During his early years, Long’s red hair seemed emblematic of his aggression on the track. Although this caused some bruised feelings in the paddock, it sped his climb up the totem pole. He won three races overall in a Porsche-powered Crawford during the glory years – read: insanely competitive – of the Daytona Prototype era, then did a full season in a Penske Racing RS Spyder, surviving knock-down, drag-out fights with Audi turbodiesels and Acura LMP2 cars.
Since 2009, Long raced almost exclusively in 911s, and the rear-engine GT car proved to be a perfect fit for his driving style. “I grew up on loose surfaces, racing go-karts on the street, so I’m not a big aero/downforce guy,” he says. “The 911 is a tricky car to drive because of the mass over the rear axle. It definitely sends a chill up your spine when you drive it on the edge in a high-speed corner. But those skills transitioned really well when I jumped into a front-engine V-8 Supercar or a NASCAR Nationwide car or even a front-wheel-drive Seat World Touring Car. After cutting my teeth in 911s, everything seemed to be pretty seamless.”

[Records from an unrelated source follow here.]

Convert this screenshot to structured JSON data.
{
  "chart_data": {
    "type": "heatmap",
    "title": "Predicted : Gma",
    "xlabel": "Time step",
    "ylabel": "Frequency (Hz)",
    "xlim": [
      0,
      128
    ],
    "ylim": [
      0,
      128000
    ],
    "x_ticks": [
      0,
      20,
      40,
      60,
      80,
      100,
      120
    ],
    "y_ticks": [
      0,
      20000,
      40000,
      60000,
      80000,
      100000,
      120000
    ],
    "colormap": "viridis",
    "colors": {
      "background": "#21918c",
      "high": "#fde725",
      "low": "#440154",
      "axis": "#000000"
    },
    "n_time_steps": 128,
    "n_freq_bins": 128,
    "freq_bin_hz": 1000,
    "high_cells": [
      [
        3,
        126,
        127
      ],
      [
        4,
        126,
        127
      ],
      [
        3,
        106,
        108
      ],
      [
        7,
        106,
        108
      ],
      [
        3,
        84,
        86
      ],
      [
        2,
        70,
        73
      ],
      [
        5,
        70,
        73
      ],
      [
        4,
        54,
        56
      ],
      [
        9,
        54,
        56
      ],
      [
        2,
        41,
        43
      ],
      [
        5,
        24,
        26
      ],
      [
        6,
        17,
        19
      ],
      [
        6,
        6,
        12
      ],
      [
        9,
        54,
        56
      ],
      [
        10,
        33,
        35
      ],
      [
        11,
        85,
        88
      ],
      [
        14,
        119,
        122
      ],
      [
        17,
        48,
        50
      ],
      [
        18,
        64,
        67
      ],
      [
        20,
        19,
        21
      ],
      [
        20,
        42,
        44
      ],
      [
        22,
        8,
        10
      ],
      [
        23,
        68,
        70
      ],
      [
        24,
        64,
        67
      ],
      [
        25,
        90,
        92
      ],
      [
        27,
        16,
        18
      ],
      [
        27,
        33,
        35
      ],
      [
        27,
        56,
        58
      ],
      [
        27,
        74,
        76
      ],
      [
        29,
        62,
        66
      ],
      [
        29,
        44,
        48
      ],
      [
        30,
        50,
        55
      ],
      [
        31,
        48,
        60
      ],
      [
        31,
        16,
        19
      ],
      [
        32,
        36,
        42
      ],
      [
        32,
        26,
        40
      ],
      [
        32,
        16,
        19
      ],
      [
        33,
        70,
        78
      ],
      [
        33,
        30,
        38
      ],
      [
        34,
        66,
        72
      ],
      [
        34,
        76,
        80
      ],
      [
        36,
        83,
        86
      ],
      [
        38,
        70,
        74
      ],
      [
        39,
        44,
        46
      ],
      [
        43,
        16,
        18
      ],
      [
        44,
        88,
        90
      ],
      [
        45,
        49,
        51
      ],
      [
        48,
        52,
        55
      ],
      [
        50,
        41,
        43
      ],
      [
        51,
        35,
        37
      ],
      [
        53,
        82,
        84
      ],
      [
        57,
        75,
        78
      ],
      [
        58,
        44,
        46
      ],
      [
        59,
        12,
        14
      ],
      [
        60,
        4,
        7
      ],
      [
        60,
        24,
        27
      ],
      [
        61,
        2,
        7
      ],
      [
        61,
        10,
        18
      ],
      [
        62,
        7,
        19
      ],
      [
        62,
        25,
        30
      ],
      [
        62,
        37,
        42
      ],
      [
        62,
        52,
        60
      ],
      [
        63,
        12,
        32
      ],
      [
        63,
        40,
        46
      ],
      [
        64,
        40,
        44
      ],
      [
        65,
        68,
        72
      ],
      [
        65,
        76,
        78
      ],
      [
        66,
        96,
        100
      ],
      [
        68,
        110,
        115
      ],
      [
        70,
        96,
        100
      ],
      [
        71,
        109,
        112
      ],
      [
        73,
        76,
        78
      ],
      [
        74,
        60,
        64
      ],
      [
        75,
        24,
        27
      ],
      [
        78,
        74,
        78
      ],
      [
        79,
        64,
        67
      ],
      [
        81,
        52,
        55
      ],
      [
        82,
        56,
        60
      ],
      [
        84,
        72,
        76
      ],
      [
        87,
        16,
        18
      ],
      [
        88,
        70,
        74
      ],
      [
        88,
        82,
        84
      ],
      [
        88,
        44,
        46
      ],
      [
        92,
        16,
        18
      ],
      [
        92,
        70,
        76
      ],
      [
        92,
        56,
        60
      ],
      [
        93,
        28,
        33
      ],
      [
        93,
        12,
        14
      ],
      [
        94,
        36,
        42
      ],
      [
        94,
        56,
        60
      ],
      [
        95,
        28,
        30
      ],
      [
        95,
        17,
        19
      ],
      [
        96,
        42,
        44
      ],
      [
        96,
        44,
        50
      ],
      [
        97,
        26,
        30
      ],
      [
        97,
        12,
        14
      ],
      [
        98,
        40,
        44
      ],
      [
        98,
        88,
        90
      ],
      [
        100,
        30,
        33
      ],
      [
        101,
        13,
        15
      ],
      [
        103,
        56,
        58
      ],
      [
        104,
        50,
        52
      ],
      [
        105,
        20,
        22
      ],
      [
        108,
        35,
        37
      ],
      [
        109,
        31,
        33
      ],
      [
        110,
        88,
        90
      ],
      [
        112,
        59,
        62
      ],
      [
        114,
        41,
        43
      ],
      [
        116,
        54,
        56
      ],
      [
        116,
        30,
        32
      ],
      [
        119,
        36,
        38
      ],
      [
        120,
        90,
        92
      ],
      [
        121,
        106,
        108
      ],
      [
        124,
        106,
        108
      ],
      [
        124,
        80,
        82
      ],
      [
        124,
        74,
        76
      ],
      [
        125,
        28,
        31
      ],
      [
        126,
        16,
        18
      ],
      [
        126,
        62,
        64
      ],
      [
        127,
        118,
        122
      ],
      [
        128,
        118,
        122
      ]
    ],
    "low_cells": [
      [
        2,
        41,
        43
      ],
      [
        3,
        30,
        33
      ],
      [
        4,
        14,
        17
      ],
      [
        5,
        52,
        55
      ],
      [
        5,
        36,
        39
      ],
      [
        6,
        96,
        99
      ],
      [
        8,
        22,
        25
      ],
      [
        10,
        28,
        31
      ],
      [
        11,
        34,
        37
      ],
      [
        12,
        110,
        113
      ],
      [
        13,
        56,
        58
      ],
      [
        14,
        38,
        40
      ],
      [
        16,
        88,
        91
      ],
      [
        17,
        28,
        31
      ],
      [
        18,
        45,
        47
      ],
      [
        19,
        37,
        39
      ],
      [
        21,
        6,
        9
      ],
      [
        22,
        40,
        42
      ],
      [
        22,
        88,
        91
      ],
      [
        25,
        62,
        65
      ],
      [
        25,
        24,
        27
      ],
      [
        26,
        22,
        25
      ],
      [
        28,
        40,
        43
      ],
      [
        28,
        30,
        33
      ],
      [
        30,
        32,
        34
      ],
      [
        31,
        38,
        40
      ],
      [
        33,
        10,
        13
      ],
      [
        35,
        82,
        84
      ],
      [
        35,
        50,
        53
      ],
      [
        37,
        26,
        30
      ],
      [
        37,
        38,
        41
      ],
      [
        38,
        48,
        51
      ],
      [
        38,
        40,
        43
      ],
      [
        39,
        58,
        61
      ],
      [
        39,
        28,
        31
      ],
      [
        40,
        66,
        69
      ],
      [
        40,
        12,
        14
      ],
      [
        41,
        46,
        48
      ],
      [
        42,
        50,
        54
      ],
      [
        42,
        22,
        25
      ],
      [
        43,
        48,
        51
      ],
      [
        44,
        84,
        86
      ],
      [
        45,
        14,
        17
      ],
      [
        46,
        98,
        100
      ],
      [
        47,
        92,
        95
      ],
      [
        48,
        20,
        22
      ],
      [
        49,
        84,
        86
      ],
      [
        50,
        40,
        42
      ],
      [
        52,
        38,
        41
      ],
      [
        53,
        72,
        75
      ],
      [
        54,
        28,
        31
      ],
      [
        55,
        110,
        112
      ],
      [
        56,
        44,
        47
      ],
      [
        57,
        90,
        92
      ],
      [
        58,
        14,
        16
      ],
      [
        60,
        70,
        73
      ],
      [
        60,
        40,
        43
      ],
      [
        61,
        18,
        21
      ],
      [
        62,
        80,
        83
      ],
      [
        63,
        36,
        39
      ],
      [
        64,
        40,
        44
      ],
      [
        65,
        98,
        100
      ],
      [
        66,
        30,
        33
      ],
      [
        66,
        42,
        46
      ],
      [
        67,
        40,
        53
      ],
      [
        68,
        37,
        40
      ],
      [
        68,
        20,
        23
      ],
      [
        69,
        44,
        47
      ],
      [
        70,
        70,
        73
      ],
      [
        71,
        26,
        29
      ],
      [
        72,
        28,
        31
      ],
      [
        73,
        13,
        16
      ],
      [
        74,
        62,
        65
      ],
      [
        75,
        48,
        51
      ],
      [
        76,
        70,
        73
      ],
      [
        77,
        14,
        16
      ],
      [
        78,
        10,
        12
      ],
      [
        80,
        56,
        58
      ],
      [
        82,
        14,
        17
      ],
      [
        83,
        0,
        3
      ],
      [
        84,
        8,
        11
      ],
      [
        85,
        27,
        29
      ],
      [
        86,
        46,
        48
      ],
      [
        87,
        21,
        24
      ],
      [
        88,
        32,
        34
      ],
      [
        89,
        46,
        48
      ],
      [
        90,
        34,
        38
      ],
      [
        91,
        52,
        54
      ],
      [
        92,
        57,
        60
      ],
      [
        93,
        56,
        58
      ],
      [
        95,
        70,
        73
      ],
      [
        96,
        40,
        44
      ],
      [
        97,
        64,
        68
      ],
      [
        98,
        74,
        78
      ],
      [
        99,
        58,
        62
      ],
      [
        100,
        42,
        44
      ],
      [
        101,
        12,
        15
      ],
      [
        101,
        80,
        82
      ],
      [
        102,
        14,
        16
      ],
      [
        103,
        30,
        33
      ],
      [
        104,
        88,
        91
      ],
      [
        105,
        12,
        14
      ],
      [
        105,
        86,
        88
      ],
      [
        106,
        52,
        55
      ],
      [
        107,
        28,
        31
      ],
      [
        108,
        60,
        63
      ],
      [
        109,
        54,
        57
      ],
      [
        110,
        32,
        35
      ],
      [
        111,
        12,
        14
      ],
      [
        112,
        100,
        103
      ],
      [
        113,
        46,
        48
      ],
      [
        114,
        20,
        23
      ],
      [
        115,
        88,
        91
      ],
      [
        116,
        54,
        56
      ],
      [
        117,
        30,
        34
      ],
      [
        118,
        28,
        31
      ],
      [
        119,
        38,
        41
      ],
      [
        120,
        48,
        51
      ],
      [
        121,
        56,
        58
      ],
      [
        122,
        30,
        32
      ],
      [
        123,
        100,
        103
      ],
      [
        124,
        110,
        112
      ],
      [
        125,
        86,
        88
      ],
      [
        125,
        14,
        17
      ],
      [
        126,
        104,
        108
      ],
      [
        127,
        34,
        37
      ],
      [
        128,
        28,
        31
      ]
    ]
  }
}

Naturally, Long says, there were some races that got away. Breaking down late while leading at Daytona in 2008 still hurts, and he admits that winning overall at the classic enduros would have been sweet. But he reflects on his career without regrets.
“All I ever wanted to do was make a living racing cars. So far, so good,” he says. “I’ve seen 20 or so countries and stood on the podium at places like Le Mans, Indy, Monza, Sebring, you name it. Racing doesn’t owe me anything.”